What’s next for FieldView?
If someone can put sensors on it, we can capture the information, so we are looking at water utilization and carbon utilization at data centers. We can normalize the data and make it part of our portfolio offerings.
What do you think of doing business in New Jersey?
I’ve been a New Jersey resident all my life, although I’ve traveled extensively. There is nowhere else I’d rather be. In terms of the business, the closeness to our customers and the talent of employees, New Jersey is one of the best states in the country. We realize that the state has gotten aggressive with taxes and regulation in recent years, but we think the Christie administration is doing a good job of trying to attract business back here again.
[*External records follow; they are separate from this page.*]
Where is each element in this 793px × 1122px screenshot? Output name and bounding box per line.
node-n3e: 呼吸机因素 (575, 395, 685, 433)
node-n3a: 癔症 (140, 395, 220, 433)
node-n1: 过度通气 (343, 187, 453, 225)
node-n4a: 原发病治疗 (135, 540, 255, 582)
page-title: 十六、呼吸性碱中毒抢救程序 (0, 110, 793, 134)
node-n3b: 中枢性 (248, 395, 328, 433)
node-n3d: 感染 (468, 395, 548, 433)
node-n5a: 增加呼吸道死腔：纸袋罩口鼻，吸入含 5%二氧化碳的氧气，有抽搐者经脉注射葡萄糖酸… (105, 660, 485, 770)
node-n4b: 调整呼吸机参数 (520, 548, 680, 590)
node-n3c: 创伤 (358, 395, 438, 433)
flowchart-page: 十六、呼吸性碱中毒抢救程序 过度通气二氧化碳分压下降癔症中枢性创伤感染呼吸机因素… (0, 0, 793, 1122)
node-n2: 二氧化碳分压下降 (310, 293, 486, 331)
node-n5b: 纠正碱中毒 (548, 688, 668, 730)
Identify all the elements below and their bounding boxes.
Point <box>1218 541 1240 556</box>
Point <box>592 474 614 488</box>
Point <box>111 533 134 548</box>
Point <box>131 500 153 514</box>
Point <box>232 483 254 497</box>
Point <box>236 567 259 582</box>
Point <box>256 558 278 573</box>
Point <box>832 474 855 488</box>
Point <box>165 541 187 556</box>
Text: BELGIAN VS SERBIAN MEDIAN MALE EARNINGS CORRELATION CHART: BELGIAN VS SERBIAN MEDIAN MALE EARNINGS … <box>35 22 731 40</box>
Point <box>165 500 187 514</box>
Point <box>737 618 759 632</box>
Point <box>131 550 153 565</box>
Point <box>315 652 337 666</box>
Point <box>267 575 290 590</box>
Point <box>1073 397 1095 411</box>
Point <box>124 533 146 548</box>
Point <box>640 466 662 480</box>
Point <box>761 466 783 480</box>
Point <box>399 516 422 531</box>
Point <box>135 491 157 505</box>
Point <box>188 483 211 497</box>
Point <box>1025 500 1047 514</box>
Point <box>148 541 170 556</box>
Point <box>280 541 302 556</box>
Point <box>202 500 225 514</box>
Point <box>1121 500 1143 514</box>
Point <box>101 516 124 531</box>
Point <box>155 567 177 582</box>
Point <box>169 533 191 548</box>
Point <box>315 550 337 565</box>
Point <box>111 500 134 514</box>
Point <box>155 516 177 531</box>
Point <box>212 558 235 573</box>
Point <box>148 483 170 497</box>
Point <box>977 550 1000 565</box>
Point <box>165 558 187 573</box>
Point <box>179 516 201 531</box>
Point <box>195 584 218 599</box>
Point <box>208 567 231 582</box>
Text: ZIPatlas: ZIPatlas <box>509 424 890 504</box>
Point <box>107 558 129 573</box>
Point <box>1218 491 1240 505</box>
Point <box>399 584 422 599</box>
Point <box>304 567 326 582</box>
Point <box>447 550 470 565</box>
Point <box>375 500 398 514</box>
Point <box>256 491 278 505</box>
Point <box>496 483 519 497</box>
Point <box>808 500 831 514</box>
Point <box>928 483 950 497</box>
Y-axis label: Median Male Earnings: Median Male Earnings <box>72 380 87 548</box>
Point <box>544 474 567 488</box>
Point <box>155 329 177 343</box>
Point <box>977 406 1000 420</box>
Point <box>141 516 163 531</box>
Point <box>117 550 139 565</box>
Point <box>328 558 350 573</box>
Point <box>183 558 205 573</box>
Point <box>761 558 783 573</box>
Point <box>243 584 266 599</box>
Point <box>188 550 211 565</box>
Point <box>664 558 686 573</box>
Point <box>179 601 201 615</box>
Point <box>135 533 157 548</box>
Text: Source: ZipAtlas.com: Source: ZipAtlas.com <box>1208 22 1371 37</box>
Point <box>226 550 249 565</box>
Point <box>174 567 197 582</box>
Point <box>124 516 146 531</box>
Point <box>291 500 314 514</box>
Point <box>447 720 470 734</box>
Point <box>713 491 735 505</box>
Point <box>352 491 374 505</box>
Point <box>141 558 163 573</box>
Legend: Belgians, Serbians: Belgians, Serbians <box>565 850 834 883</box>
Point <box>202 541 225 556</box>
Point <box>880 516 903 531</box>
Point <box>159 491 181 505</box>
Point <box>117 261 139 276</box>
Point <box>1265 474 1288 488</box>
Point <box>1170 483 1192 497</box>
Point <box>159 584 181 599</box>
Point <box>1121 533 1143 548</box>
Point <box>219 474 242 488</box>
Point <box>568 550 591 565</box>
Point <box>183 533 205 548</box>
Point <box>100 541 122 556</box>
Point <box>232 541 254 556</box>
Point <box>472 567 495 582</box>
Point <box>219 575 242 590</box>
N.J. presents FieldView with a tremendous amount of opportunity. We are within such close proximity to Manhattan that we don’t have to live there. At every trade show we attend, there is a contingent from some state trying to lure us its way and entice us to relocate with some tax credits. I think the benefits we would get in the short term would be devalued in the long term from a talent perspective.
Are you hiring? Do you hire people right out of college?
We are always in a hiring mode, always looking for dot-net programmers. We find we are always looking at the local universities, but it’s a competitive industry and hard to bring someone on board with no background in a growth-phase company that is VC-backed. That said, our development team is growing. We are very close to signing two very large deals that will generate a need for another eight employees in the short term. In fact, we experienced double-digit growth in the past three years and expect to have triple-digit growth in the next 20 months.